Im Februar 1913 arrangierte Sauerlandt im Hallischen Kunstverein, der ihm als experimentelles Forum für zeitgenössische Positionen diente, eine Ausstellung von Werken Emil Noldes. Aus ihr erwarb er für sein Museum die Gemälde Blumengarten mit Figuren (1908) und Abendmahl (1909) sowie drei Tuschpinselzeichnungen und zwei Tintenmalereien. Ein Ankauf, der Dank der Rückendeckung von Oberbürgermeister Richard Robert Rive durchgesetzt werden konnte. Darüber hinaus vermittelte Sauerlandt, der selbst ein passionierter Kunstsammler war, an zahlreiche private Käufer. Universitätsprofessoren, Juristen, Mediziner, Architekten, Fabrikanten, sogar kunstinteressierte Studenten kauften in Halle Grafiken und Gemälde von Emil Nolde. Sauerlandts engagiertester Mitstreiter, und zugleich einer der wenigen wirklichen Sammler in Halle, war Felix Weise, Inhaber einer Pumpenfabrik und Vorsitzender des Kunstvereins; er kaufte das Gemälde Feriengäste (1911), das wenig später in Sauerlandts Besitz überging. Nolde verschaffte diese Kaufeuphorie den Durchbruch, erstmals hatte ein öffentliches Museum seine Kunst erworben.

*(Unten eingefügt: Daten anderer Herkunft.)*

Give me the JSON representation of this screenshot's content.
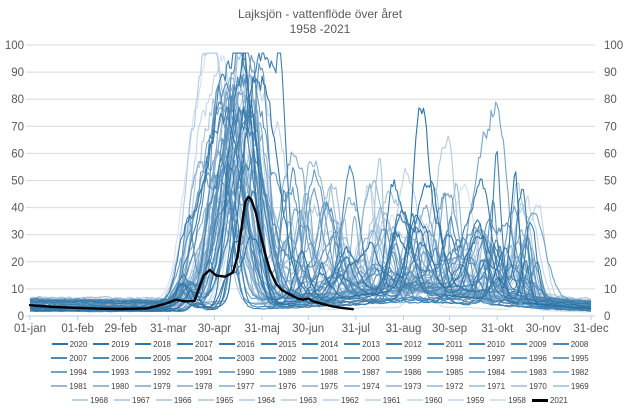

Ein Jahr später führte der Ankauf zum Eklat: Wilhelm von Bode, Generaldirektor der Berliner Museen, sah sich durch ihn zu einem grundsätzlichen Angriff gegen die zeitgenössische Kunst veranlasst. Sauerlandt reagierte darauf mit einem offenen Brief, in dem er das Recht der jungen Generation, für ihre Kunst zu streiten, einforderte. Damit brach er der Zeitgenossenschaft im Museum eine Lanze. Für kurze Zeit stand Halle im Mittelpunkt eines Kunstdiskurses, der nach 1918 die Museumslandschaft veränderte.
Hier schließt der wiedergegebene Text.